BY DAVE LEWONCZYK
If you haven’t gotten your buck yet, this week is the best bet you will have during the archery season. The rut will be in full swing and the dominant buck in the area will be worn out from chasing does.
He will be chasing the real thing from dawn to dusk. What you have to do is mimic a doe that has been in heat all month. I use a life size decoy that has a head and tail that move. A larger or smaller-than-life-size decoy could work, but why start with a deficit?
As far as the head and tail moving, this is not a success or defeat addition. I have seen several buck prod and trample the decoy after an unsuccessful attempt to mount it. The closer to real you can portray, the better your chance to succeed.
Actually, I didn’t like the tail that was supplied with the decoy. It was plastic and took a small tornado to move it from one side to the other. Instead, I put a white handkerchief in its place that moves with the smallest breeze and looks real. You can add or detract scent from it when necessary. Adding is easy, but to reduce the scent, you must replace the hanky.

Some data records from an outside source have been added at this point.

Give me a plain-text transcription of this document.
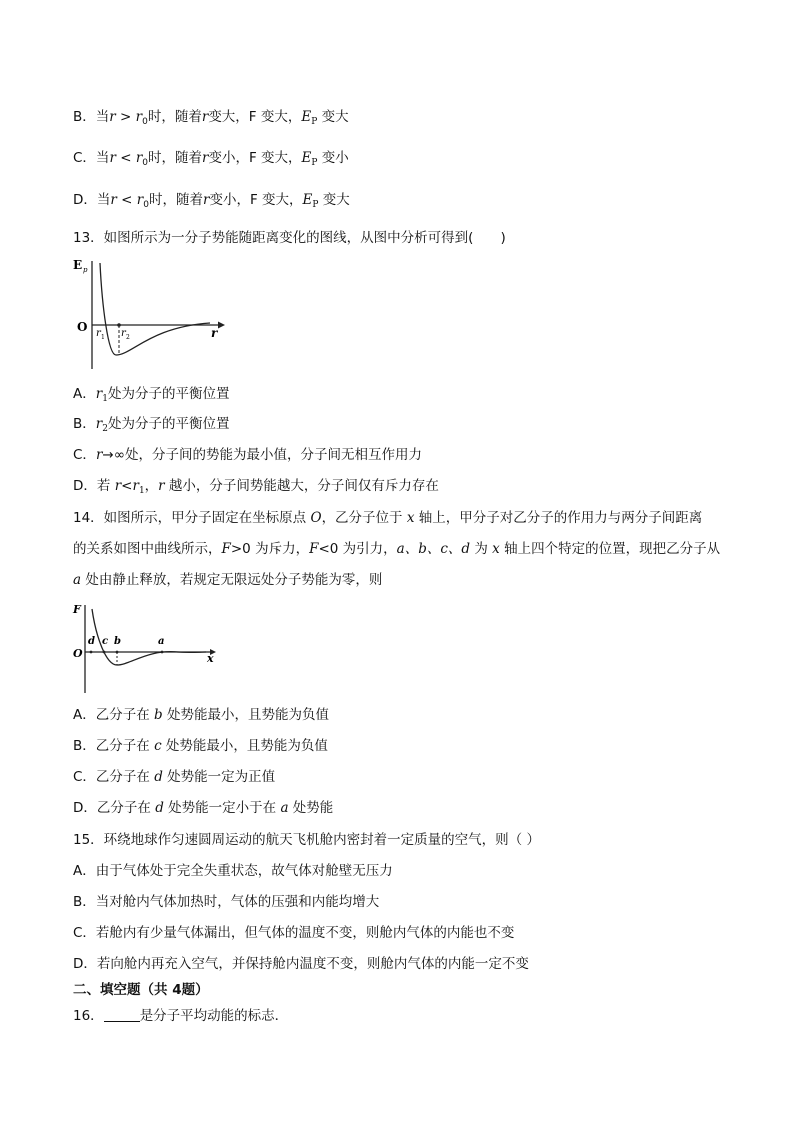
B．当$r > r_0$时，随着r变大，F 变大，$E_P$ 变大
C．当$r < r_0$时，随着r变小，F 变大，$E_P$ 变小
D．当$r < r_0$时，随着r变小，F 变大，$E_P$ 变大
13．如图所示为一分子势能随距离变化的图线，从图中分析可得到(　　)
E p
O	r
r 1 r 2
A．$r_1$处为分子的平衡位置
B．$r_2$处为分子的平衡位置
C．r→∞处，分子间的势能为最小值，分子间无相互作用力
D．若 $r<r_1$，r 越小，分子间势能越大，分子间仅有斥力存在
14．如图所示，甲分子固定在坐标原点 O，乙分子位于 x 轴上，甲分子对乙分子的作用力与两分子间距离
的关系如图中曲线所示，F>0 为斥力，F<0 为引力，a、b、c、d 为 x 轴上四个特定的位置，现把乙分子从
a 处由静止释放，若规定无限远处分子势能为零，则
F
O	x
d c b	a
A．乙分子在 b 处势能最小，且势能为负值
B．乙分子在 c 处势能最小，且势能为负值
C．乙分子在 d 处势能一定为正值
D．乙分子在 d 处势能一定小于在 a 处势能
15．环绕地球作匀速圆周运动的航天飞机舱内密封着一定质量的空气，则（ ）
A．由于气体处于完全失重状态，故气体对舱壁无压力
B．当对舱内气体加热时，气体的压强和内能均增大
C．若舱内有少量气体漏出，但气体的温度不变，则舱内气体的内能也不变
D．若向舱内再充入空气，并保持舱内温度不变，则舱内气体的内能一定不变
二、填空题（共 4题）
16．	是分子平均动能的标志．
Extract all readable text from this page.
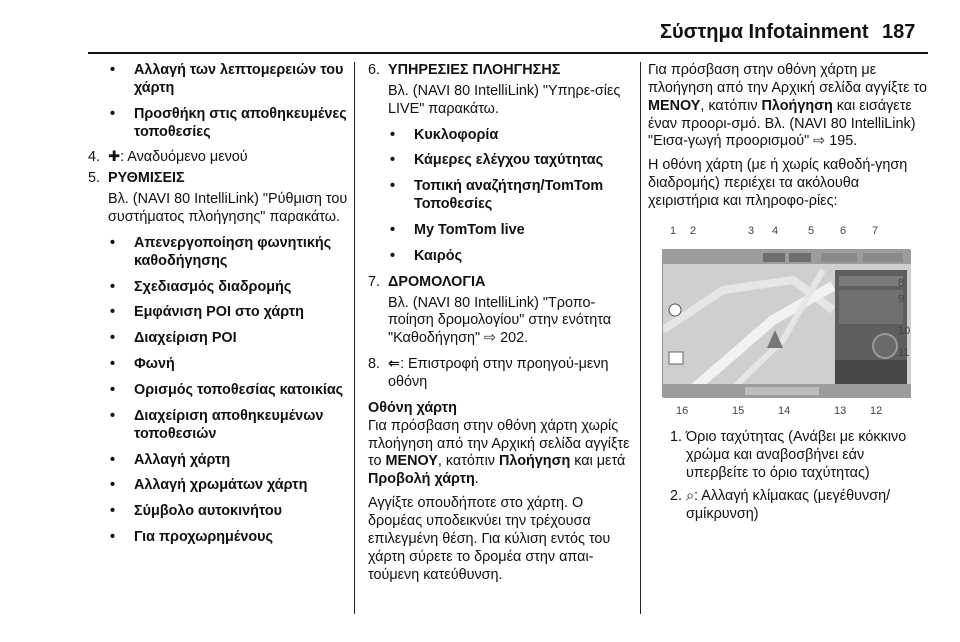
Σύστημα Infotainment 187
• Αλλαγή των λεπτομερειών του χάρτη
• Προσθήκη στις αποθηκευμένες τοποθεσίες
4. ✚: Αναδυόμενο μενού
5. ΡΥΘΜΙΣΕΙΣ
Βλ. (NAVI 80 IntelliLink) "Ρύθμιση του συστήματος πλοήγησης" παρακάτω.
• Απενεργοποίηση φωνητικής καθοδήγησης
• Σχεδιασμός διαδρομής
• Εμφάνιση POI στο χάρτη
• Διαχείριση POI
• Φωνή
• Ορισμός τοποθεσίας κατοικίας
• Διαχείριση αποθηκευμένων τοποθεσιών
• Αλλαγή χάρτη
• Αλλαγή χρωμάτων χάρτη
• Σύμβολο αυτοκινήτου
• Για προχωρημένους
6. ΥΠΗΡΕΣΙΕΣ ΠΛΟΗΓΗΣΗΣ
Βλ. (NAVI 80 IntelliLink) "Υπηρε-σίες LIVE" παρακάτω.
• Κυκλοφορία
• Κάμερες ελέγχου ταχύτητας
• Τοπική αναζήτηση/TomTom Τοποθεσίες
• My TomTom live
• Καιρός
7. ΔΡΟΜΟΛΟΓΙΑ
Βλ. (NAVI 80 IntelliLink) "Τροπο-ποίηση δρομολογίου" στην ενότητα "Καθοδήγηση" ⇨ 202.
8. ⇐: Επιστροφή στην προηγού-μενη οθόνη
Οθόνη χάρτη
Για πρόσβαση στην οθόνη χάρτη χωρίς πλοήγηση από την Αρχική σελίδα αγγίξτε το ΜΕΝΟΥ, κατόπιν Πλοήγηση και μετά Προβολή χάρτη.
Αγγίξτε οπουδήποτε στο χάρτη. Ο δρομέας υποδεικνύει την τρέχουσα επιλεγμένη θέση. Για κύλιση εντός του χάρτη σύρετε το δρομέα στην απαι-τούμενη κατεύθυνση.
Για πρόσβαση στην οθόνη χάρτη με πλοήγηση από την Αρχική σελίδα αγγίξτε το ΜΕΝΟΥ, κατόπιν Πλοήγηση και εισάγετε έναν προορι-σμό. Βλ. (NAVI 80 IntelliLink) "Εισα-γωγή προορισμού" ⇨ 195.
Η οθόνη χάρτη (με ή χωρίς καθοδή-γηση διαδρομής) περιέχει τα ακόλουθα χειριστήρια και πληροφο-ρίες:
1 2	3 4	5 6 7
8
9
10
11
16	15	14	13 12
1. Όριο ταχύτητας (Ανάβει με κόκκινο χρώμα και αναβοσβήνει εάν υπερβείτε το όριο ταχύτητας)
2. ⌕: Αλλαγή κλίμακας (μεγέθυνση/ σμίκρυνση)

I started making a mock scrape over a week ago. I found a suitable tree with branches high enough that I could put a weather-controlled drip, and set it up while wearing rubber gloves to prevent my scent from contaminating the scene. I placed it too high for a buck to reach, and I broke a few twigs at the end of the branch. This makes it look like a buck reached up and chewed the twigs.
Under the drip, I scraped the ground to look like the buck pawed it and left his scent. If you don’t scrape the ground, a wiser buck might not fall for the rouse. They sell a tool that makes the ground look like a deer’s paw, but by bending your index and middle fingers, and pressing them into the scraped soil, it looks close enough.
The main ingredient to the whole scene is, of course, the buck’s urine, which is added by the heat-controlled drip. The fact that it only works when the sun warms the nozzle, makes it seem as though the intruder only comes during the day.
So when do you think the dominant buck will check it to teach the young punk a lesson? I have had good results by putting antlers on my decoy. The dominant buck will go crazy thinking what he will do to this upstart that he won’t pay much attention to anything else.
The difference is the way the boss will approach the decoy. If you choose to portray a buck, always put the decoy with the head parallel and closer to you. This is great if the buck chooses to attack from the front. He will always snort and paw the ground with his body parallel to you, and giving you a broadside shot at his vitals. The problem arises if the boss decides to attack the intruder in the middle, from the opposite side — no shot.
If you leave the antlers off and use “the Can” always set it up parallel to you with the back end closest to you, I guarantee you will get a broadside shot. Send me the pictures.